Ho perso il conto del tempo che siamo stati nascosti qui, tra gli scarti di fieno puzzolente e tanfo di umanità sporca e spaventata. E’ da poco passato Natale e l’abbiamo passato in questa stalla, insieme ai compaesani affamati, tremanti di freddo e paura. Quasi come Gesù Bambino, solo che almeno lui aveva un bue e un asinello che lo scaldavano con l’alito. Noi manco quelli.

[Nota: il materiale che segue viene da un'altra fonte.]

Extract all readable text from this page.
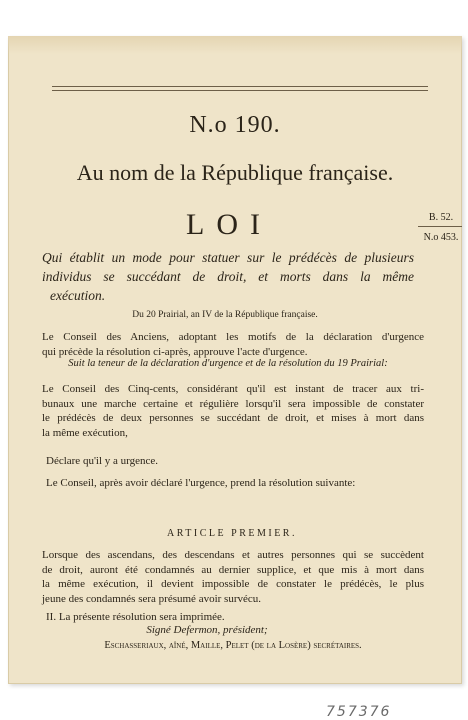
N.o 190.
Au nom de la République française.
LOI	B. 52.
N.o 453.
Qui établit un mode pour statuer sur le prédécès de plusieurs
individus se succédant de droit, et morts dans la même
exécution.
Du 20 Prairial, an IV de la République française.
Le Conseil des Anciens, adoptant les motifs de la déclaration d'urgence
qui précède la résolution ci-après, approuve l'acte d'urgence.
Suit la teneur de la déclaration d'urgence et de la résolution du 19 Prairial:
Le Conseil des Cinq-cents, considérant qu'il est instant de tracer aux tri-
bunaux une marche certaine et régulière lorsqu'il sera impossible de constater
le prédécès de deux personnes se succédant de droit, et mises à mort dans
la même exécution,
Déclare qu'il y a urgence.
Le Conseil, après avoir déclaré l'urgence, prend la résolution suivante:
ARTICLE PREMIER.
Lorsque des ascendans, des descendans et autres personnes qui se succèdent
de droit, auront été condamnés au dernier supplice, et que mis à mort dans
la même exécution, il devient impossible de constater le prédécès, le plus
jeune des condamnés sera présumé avoir survécu.
II. La présente résolution sera imprimée.
Signé Defermon, président;
Eschasseriaux, aîné, Maille, Pelet (de la Losère) secrétaires.
757376
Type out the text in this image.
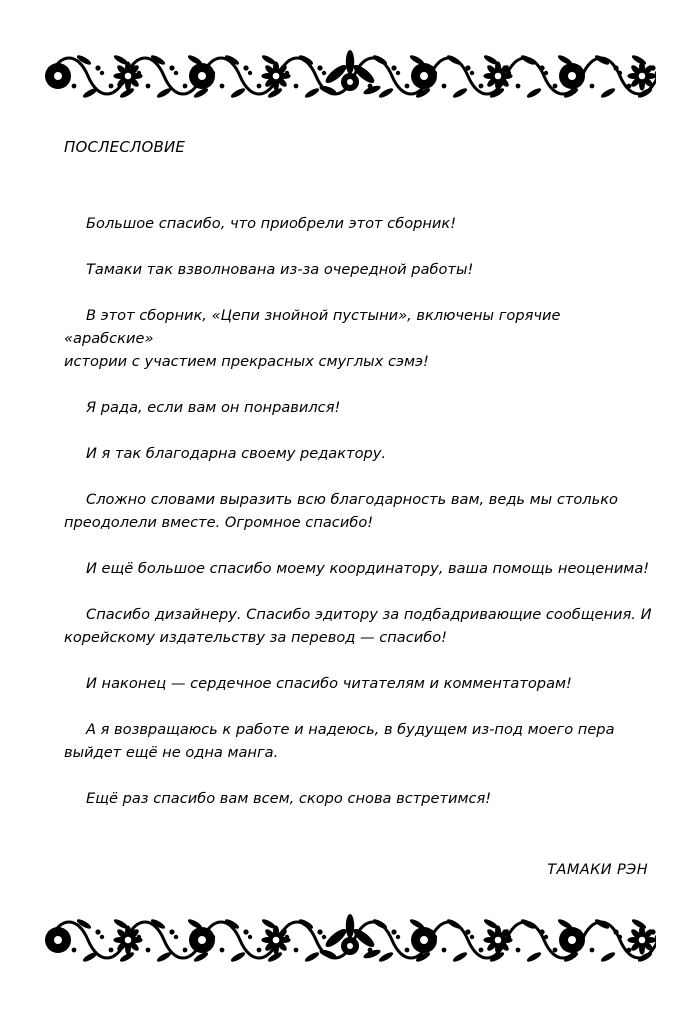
ПОСЛЕСЛОВИЕ

Большое спасибо, что приобрели этот сборник!

Тамаки так взволнована из-за очередной работы!

В этот сборник, «Цепи знойной пустыни», включены горячие «арабские»
истории с участием прекрасных смуглых сэмэ!

Я рада, если вам он понравился!

И я так благодарна своему редактору.

Сложно словами выразить всю благодарность вам, ведь мы столько
преодолели вместе. Огромное спасибо!

И ещё большое спасибо моему координатору, ваша помощь неоценима!

Спасибо дизайнеру. Спасибо эдитору за подбадривающие сообщения. И
корейскому издательству за перевод — спасибо!

И наконец — сердечное спасибо читателям и комментаторам!

А я возвращаюсь к работе и надеюсь, в будущем из-под моего пера
выйдет ещё не одна манга.

Ещё раз спасибо вам всем, скоро снова встретимся!

ТАМАКИ РЭН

Gli asini se li sono portati via i militari, per trasportare il trasportabile, anche il corredo di mamma; i buoi … non ci vuole molto per capire che fine hanno fatto, già da tempo, anche i più tosti da masticare.
Al buio crepato dal fioco chiarore mattutino, accucciata alla mia schiena per scongiurare il gelo, mia sorella Teresina mormora «Checchina … sei sveglia?» Sussurra, come siamo ormai abituate a fare, per renderci il più trasparenti possibile, ragazze ombra che si fanno forza solo per proteggere una madre vedova e tre fratelli più piccoli, anche se non sono sicura di quale protezione potremmo mai offrire.

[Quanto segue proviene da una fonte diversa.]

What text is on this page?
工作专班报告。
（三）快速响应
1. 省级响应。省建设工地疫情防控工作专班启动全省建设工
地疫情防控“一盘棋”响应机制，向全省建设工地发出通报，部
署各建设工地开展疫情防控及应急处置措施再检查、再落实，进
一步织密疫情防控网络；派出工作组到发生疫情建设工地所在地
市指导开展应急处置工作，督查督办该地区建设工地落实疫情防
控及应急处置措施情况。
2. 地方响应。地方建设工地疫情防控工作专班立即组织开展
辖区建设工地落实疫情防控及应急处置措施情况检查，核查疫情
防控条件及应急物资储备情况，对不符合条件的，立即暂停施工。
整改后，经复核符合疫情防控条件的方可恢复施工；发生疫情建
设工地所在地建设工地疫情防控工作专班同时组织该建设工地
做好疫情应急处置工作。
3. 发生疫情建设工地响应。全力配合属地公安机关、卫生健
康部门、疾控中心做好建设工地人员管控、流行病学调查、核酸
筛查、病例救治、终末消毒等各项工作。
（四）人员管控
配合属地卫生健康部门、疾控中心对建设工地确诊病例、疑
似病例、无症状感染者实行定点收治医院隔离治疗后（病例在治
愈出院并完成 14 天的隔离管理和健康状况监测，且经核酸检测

«Si, sono sveglia, ma taci o svegli tutti e incominciano con le lagne per la fame e chi li sente … ».
«Hai ragione, ma c’è qualcosa che non va … non riesco a capire … ».
«Teresì, c’è la guerra, cosa vuoi di più?»
«Ma no, ascolta bene … »
Tendo le orecchie. Nella penombra scorgo le sagome dei poveracci che hanno perso tutto in pochi mesi, traditi da re e ragion di stato. Sento solo il respiro angosciato di chi copre la testa con le braccia in un gesto istintivo, per allontanare quell’incubo che è la nostra quotidiana realtà: colpi di cannone che rimbombano, mitragliatrici che sferragliano, bombe che ululano, carri armati che fanno tremare la terra prima che li si vedano arrivare.

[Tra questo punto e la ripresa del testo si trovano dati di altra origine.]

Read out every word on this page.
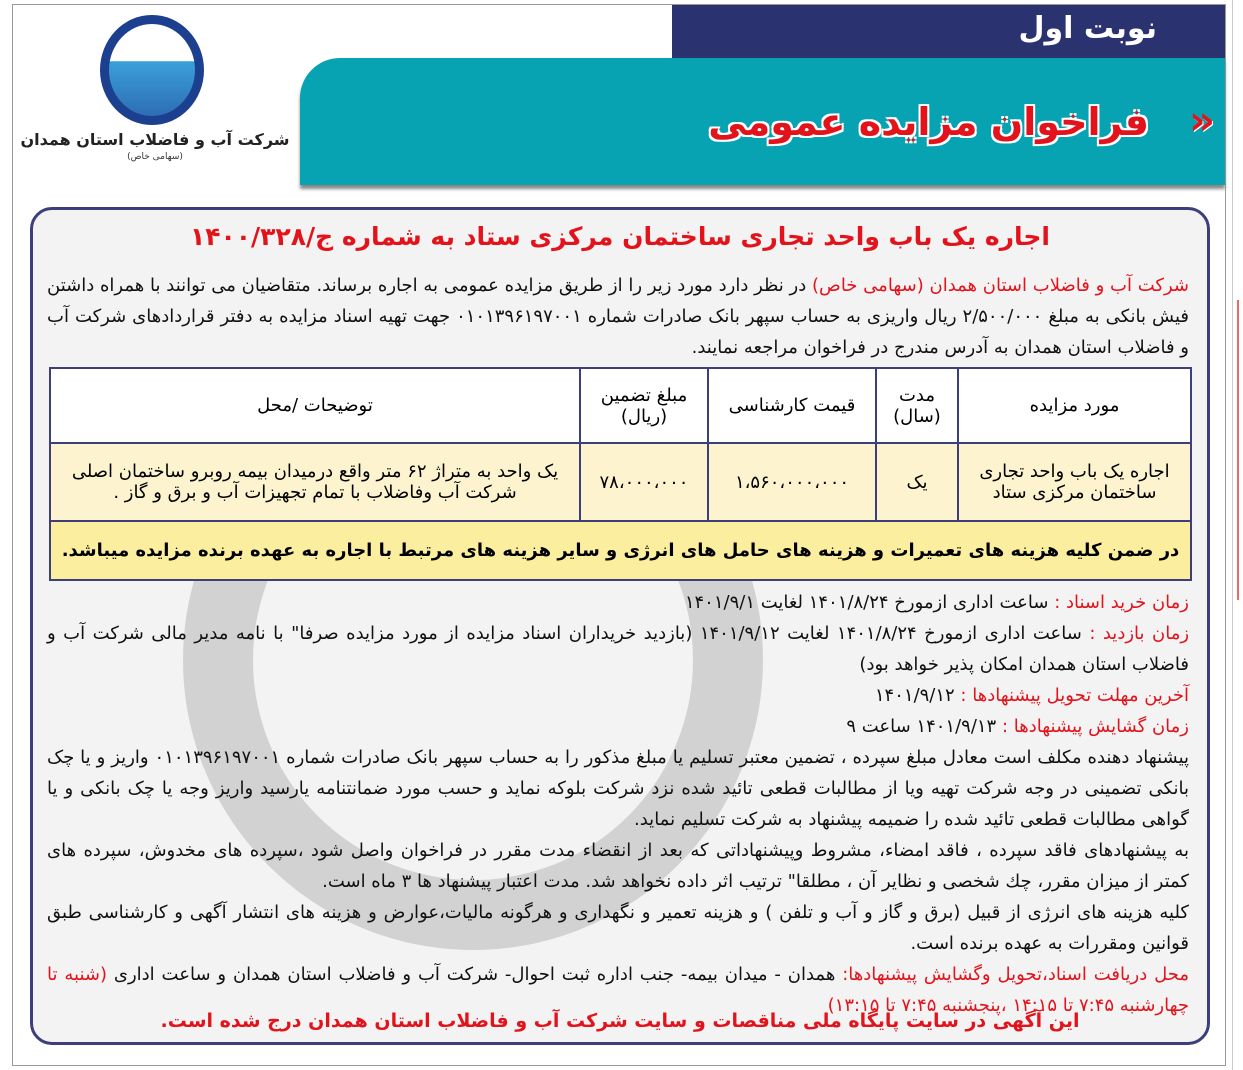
نوبت اول
«
فراخوان مزایده عمومی
شرکت آب و فاضلاب استان همدان
(سهامی خاص)
اجاره یک باب واحد تجاری ساختمان مرکزی ستاد به شماره ج/۱۴۰۰/۳۲۸
شرکت آب و فاضلاب استان همدان (سهامی خاص) در نظر دارد مورد زیر را از طریق مزایده عمومی به اجاره برساند. متقاضیان می توانند با همراه داشتن فیش بانکی به مبلغ ۲/۵۰۰/۰۰۰ ریال واریزی به حساب سپهر بانک صادرات شماره ۰۱۰۱۳۹۶۱۹۷۰۰۱ جهت تهیه اسناد مزایده به دفتر قراردادهای شرکت آب و فاضلاب استان همدان به آدرس مندرج در فراخوان مراجعه نمایند.
مورد مزایده	مدت (سال)	قیمت کارشناسی	مبلغ تضمین (ریال)	توضیحات /محل
اجاره یک باب واحد تجاری ساختمان مرکزی ستاد	یک	۱،۵۶۰،۰۰۰،۰۰۰	۷۸،۰۰۰،۰۰۰	یک واحد به متراژ ۶۲ متر واقع درمیدان بیمه روبرو ساختمان اصلی شرکت آب وفاضلاب با تمام تجهیزات آب و برق و گاز .
در ضمن کلیه هزینه های تعمیرات و هزینه های حامل های انرژی و سایر هزینه های مرتبط با اجاره به عهده برنده مزایده میباشد.				
زمان خرید اسناد : ساعت اداری ازمورخ ۱۴۰۱/۸/۲۴ لغایت ۱۴۰۱/۹/۱
زمان بازدید : ساعت اداری ازمورخ ۱۴۰۱/۸/۲۴ لغایت ۱۴۰۱/۹/۱۲ (بازدید خریداران اسناد مزایده از مورد مزایده صرفا" با نامه مدیر مالی شرکت آب و فاضلاب استان همدان امکان پذیر خواهد بود)
آخرین مهلت تحویل پیشنهادها : ۱۴۰۱/۹/۱۲
زمان گشایش پیشنهادها : ۱۴۰۱/۹/۱۳ ساعت ۹
پیشنهاد دهنده مکلف است معادل مبلغ سپرده ، تضمین معتبر تسلیم یا مبلغ مذکور را به حساب سپهر بانک صادرات شماره ۰۱۰۱۳۹۶۱۹۷۰۰۱ واریز و یا چک بانکی تضمینی در وجه شرکت تهیه ویا از مطالبات قطعی تائید شده نزد شرکت بلوکه نماید و حسب مورد ضمانتنامه یارسید واریز وجه یا چک بانکی و یا گواهی مطالبات قطعی تائید شده را ضمیمه پیشنهاد به شرکت تسلیم نماید.
به پیشنهادهای فاقد سپرده ، فاقد امضاء، مشروط وپیشنهاداتی که بعد از انقضاء مدت مقرر در فراخوان واصل شود ،سپرده های مخدوش، سپرده های کمتر از میزان مقرر، چك شخصی و نظایر آن ، مطلقا" ترتیب اثر داده نخواهد شد. مدت اعتبار پیشنهاد ها ۳ ماه است.
کلیه هزینه های انرژی از قبیل (برق و گاز و آب و تلفن ) و هزینه تعمیر و نگهداری و هرگونه مالیات،عوارض و هزینه های انتشار آگهی و کارشناسی طبق قوانین ومقررات به عهده برنده است.
محل دریافت اسناد،تحویل وگشایش پیشنهادها: همدان - میدان بیمه- جنب اداره ثبت احوال- شرکت آب و فاضلاب استان همدان و ساعت اداری (شنبه تا چهارشنبه ۷:۴۵ تا ۱۴:۱۵ ،پنجشنبه ۷:۴۵ تا ۱۳:۱۵)
این آگهی در سایت پایگاه ملی مناقصات و سایت شرکت آب و فاضلاب استان همدان درج شده است.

E ascoltando bene, mi rendo conto che la guerra tace. | I’ve lost track of how long we’ve been hiding here, amid smelly wisps of hay and the stench of dirty, frightened people. It’s just after Christmas, which we spent in this stable with hungry fellow villagers, shivering with cold and fear. Almost like the Christ Child, except that he at least had an ox and a donkey to warm him with their breath. We haven’t even got that. Soldiers took the donkeys as transport for whatever they could carry off, including Mum’s bridal dowry; and as for the oxen… it doesn’t take much imagination to figure out how they ended up, a while back - even the ones that were tough as old shoe laces. The dark is beginning to give way to dawn; my sister Teresina, curled up against my back to ward off the cold, murmurs, “Checchina… are you awake?” She is whispering, the way we have learnt to so as to be as invisible as possible; shadow girls who only pluck up courage to protect our widowed mother and our three younger brothers, although I’m not sure just how much protection we can actually provide. “Yes, I’m awake, but be quiet or you’ll wake them all up and they’ll start complaining that they’re hungry, and there’s nothing we can do about it.” “OK, but something’s not right… I can’t figure out what…” “Teresì, there’s a war on, what do you expect?” “No, listen carefully…” I cock an ear. In the dark I can make out the shapes of the wretches, betrayed by the King and the State, who have lost everything in the space of a few months. All I hear is the breathing of people cradling their heads in their arms in an instinctive gesture to ward off the nightmare of our daily existence: the thunder of cannon; machine-gun fire; the whine of falling bombs; tanks that shake the earth underfoot before they rumble into sight. And now, listening carefully, I realize: the sounds of war have died out.